Environmental interaction is also well thought out. Vought facilities feel clinical and controlled, while underground resistance spaces are cluttered, improvised, and human. This contrast reinforces the central theme of the game, which is how fragile ordinary people are when placed inside systems designed by and for the powerful.


Presentation and Performance

Visually, Trigger Warning sits comfortably in the upper tier of VR adaptations. It does not chase hyperrealism, but instead focuses on readability and atmosphere. Lighting is used aggressively to direct attention and build tension, particularly in stealth sections where visibility is deliberately compromised.

Performance on PSVR2 is stable, with noticeably improved clarity compared to the Quest version. Load times are minimal, and haptic feedback adds a subtle but meaningful layer of physicality to actions like firing weapons or absorbing impact during combat. The headset vibration during high-intensity sequences is particularly effective, reinforcing the feeling that the world is reacting to your presence.

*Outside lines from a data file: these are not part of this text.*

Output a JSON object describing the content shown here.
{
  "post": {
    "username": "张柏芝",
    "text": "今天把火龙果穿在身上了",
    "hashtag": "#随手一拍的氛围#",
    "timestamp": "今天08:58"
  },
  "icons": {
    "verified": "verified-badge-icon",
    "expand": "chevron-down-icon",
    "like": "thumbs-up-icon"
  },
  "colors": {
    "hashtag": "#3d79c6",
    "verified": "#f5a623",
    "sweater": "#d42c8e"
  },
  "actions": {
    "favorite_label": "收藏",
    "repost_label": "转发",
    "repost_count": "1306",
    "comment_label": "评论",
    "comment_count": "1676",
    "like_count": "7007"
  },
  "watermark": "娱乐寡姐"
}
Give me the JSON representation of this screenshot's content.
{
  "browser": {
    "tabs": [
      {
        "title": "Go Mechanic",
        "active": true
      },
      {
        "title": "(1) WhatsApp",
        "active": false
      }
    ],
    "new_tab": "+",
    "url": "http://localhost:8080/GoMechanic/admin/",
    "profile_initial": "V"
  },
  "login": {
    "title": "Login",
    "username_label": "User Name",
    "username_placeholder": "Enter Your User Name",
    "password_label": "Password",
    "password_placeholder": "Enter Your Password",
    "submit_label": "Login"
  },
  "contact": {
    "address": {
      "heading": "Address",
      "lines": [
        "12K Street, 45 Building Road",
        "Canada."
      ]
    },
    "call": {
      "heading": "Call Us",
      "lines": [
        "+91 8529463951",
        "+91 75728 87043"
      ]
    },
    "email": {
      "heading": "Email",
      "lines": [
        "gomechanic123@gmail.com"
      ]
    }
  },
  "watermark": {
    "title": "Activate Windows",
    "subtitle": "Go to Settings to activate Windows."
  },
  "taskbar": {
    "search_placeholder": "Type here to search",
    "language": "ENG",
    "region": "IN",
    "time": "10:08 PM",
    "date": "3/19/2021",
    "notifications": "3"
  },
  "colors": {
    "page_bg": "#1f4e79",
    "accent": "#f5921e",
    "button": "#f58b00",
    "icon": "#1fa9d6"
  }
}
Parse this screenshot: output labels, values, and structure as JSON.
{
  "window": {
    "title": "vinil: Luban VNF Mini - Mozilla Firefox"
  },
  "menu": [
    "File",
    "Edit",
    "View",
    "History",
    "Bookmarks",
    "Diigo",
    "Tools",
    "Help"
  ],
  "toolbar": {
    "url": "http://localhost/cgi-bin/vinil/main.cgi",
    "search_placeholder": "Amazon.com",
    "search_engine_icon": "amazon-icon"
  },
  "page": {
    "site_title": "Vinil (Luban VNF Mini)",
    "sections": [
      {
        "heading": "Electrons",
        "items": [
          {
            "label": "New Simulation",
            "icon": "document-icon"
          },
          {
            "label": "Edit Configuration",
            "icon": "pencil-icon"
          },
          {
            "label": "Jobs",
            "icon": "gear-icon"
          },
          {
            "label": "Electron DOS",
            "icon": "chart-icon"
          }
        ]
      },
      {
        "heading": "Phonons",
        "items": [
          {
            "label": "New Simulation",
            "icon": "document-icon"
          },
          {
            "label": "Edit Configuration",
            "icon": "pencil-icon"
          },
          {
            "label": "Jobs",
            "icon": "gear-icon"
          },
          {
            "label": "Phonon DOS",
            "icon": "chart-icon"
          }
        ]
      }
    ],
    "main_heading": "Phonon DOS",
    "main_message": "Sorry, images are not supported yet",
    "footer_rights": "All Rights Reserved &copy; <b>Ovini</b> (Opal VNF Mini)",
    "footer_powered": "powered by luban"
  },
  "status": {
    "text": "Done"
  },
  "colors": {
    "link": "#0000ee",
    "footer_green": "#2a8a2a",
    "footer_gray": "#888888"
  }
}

Audio design deserves equal credit. Dialogue is sharp and characterful, but it is the environmental soundscape that carries most of the tension. Distant footsteps, shifting metal structures, and the sudden absence of ambient noise all contribute to a constant sense of unease.


Final Thoughts

The Boys: Trigger Warning is not trying to be a definitive superhero game, and it is stronger because of that restraint. Instead, it focuses on proximity, vulnerability, and the psychological pressure of existing in a world where power is unpredictable and often lethal. Its VR implementation enhances that concept rather than distracting from it, creating moments of genuine tension that linger long after play sessions end.

It is relatively short, tightly structured, and sometimes mechanically simple, but it understands exactly what kind of experience it wants to be. For fans of the series, it offers a rare opportunity to step inside its world in a way that feels both intimate and dangerous. For VR players more broadly, it stands as one of the more confident licensed adaptations in recent years.